El periodismo tendría que ser un oficio lleno de nobleza. Contar sin apaños el dolor de lo que está pasando es lo mejor que ese periodismo puede ofrecer para no confundirse con aquel embotellado crecepelo falso que venden los buhoneros charlatanes en las películas del Oeste. Ahora mismo, sin embargo, mucho de lo que se llama periodismo es como un grifo del que sólo mana el grumo espeso del agua estancada. Y huele que apesta.
Los tiempos que vivimos están tomados por una legionaria tropa de supuestos periodistas que sólo se alimentan de carroña. Ya sé que eso que hacen no es periodismo, que sólo nombrarlo así ya denigra al otro periodismo, ése que tiene una única raíz: la búsqueda de la verdad y su relato. La carroña hiede a cosa muerta, a verdad confiscada, a palabra que perdió hace tiempo su grandeza. No busca ese periodismo la vida que hay en toda información que no es mentira.
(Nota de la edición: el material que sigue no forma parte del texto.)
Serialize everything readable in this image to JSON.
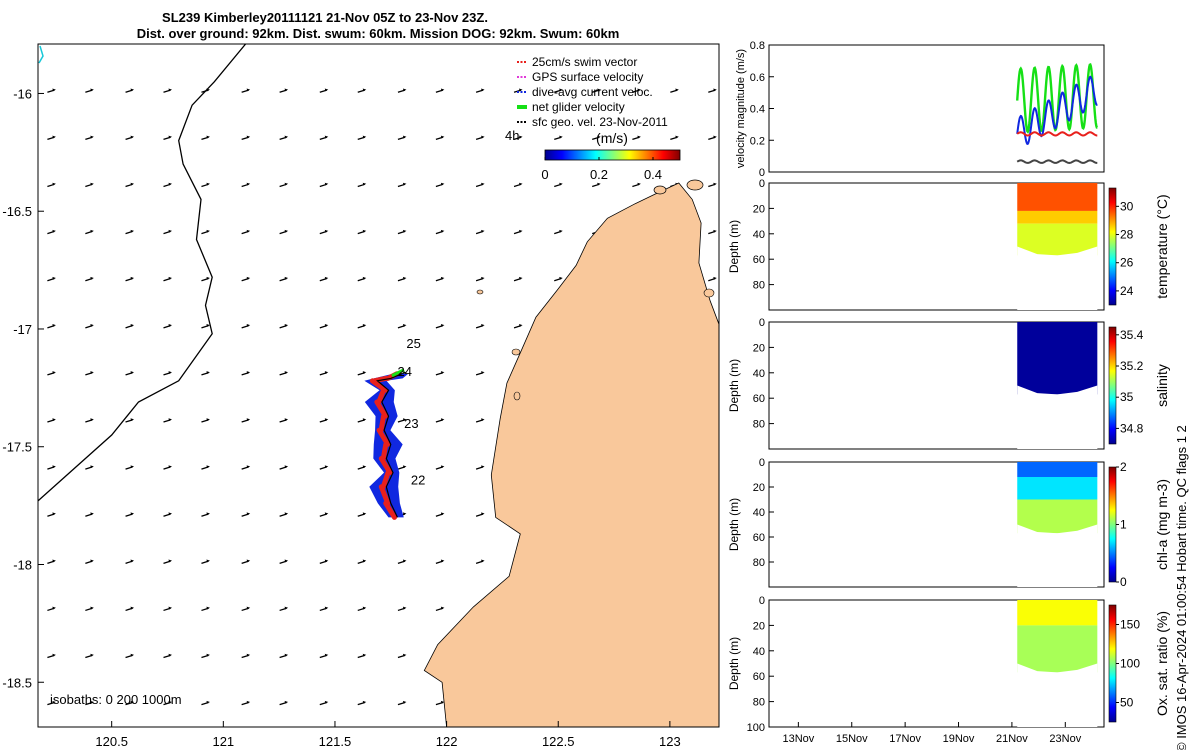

Donde escarba primero, para despedazarlo después, es en un revoltijo de cuerpos que están ahí porque a veces la muerte nos sorprende “adormecidos dentro del sueño”, como escribía Alejandra Pizarnik. Picotean la carne, y la expanden como las vacas después de trajinarla con rabia en sus entrañas.
Las redes y sus tan numerosas ramificaciones son su espacio natural. Ahí incuban sus virus, entre la maleza de una selva en que la confusión es la estrella de lo que nunca debió ser nombrado como periodismo. Pero no sólo las redes son su hábitat natural: muchos medios (¿la mayoría?) succionan como mustelas pequeñajas lo que luego cuentan como verdad para dejar esa verdad más seca que un pellejo de liebre expuesto en los cañizos del verano. Contar lo que sucede es para ese periodismo (o lo que sea) un ejercicio de cinismo: no se inmutan sus portavoces a la hora de convertir la verdad en un abrupto y despiadado juego de matemáticas electoralistas. Prefieren la frialdad de la mentira porque la verdad, como decía José Saramago, pone muchas veces de testigos al “dolor y las lágrimas”. El alma de la verdad es, para esos influencers de YouTube y otros de sus colegas con el corazón hecho una piedra, un gluglú de mentiras que encoge el ánimo de la gente que los lee, que los ve, que los escucha. Porque ese gluglú se engancha como una lapa en la conciencia no sólo de la gente que comulga con sus barrabasadas de extrema derecha, sino de otra gente que cubre su desesperación con la mascarilla llena de agujeros que le ofrece, con absoluta impunidad, “esa infernal negra cuadrilla” que contaba Cervantes -visionario como los grandes escritores de ficción- en un poema del Quijote.
No corren buenos tiempos para el periodismo decente. Las crisis son un mapa perfecto donde establecer sus dominios los medios que confunden aposta el interés común con el que sólo piensa en llenar sus bolsillos de dinero, aunque sea ilegal, y de réditos políticos a sus partidos, aunque sea a costa del sufrimiento individual y colectivo como el que ahora mismo estamos padeciendo. La barbarie falsamente informativa que incita al odio no es periodismo. La política de las derechas en España no es una política que piense en el bien común, sino un atajo lleno de brozas que envenenan lo ya tan insoportable que ahora mismo nos aqueja. Escucho a los dirigentes de esas derechas y la palabra más repetida es “muerte”. Y amparados en su significado, le dan la vuelta para convertirla con saña en una acusación estratosférica contra el gobierno y contra quienes dan la cara todos los días para contar -con sus aciertos y sus errores- lo que nos pasa. Han convertido la política en una buitrera donde la comida descompuesta está al alcance de su ambición sólo de poder, pero no de un poder legítimo que aspira a conseguir el bien de la comunidad, sino de ese poder que sólo piensa en los suyos y a los demás que los parta el rayo del desprecio y esa extraña condición de falsos patriotas que somos todos menos ellos. Como sucede ahora mismo con esas caceroladas que retumban, banderas al hombro y al grito unánime de los himnos de su patria, por las zonas pijas -y no sólo de Madrid- donde el drama terrible del coronavirus les importa un pito con tal de convertir el dolor colectivo en su interés particular de tumbar al gobierno sea como sea.
Vuelvo al principio de estas líneas. No huele a nobleza ese periodismo que utiliza a los muertos y el dolor de sus familias para engordar las cuentas electorales de sus partidos afines. Los escucho cuando braman contra todo lo que se mueve lejos de sus intereses particulares, y me vienen a la cabeza sus ancestros menos jóvenes, aquellos que, cuando la dictadura, emborronaban la historia con mentiras para que su patria no se pareciera a un cementerio. “El fascismo se nutre de cadáveres, o de su olor”: lo escribía Max Aub el 17 de marzo de 1948. O sea, como ahora mismo.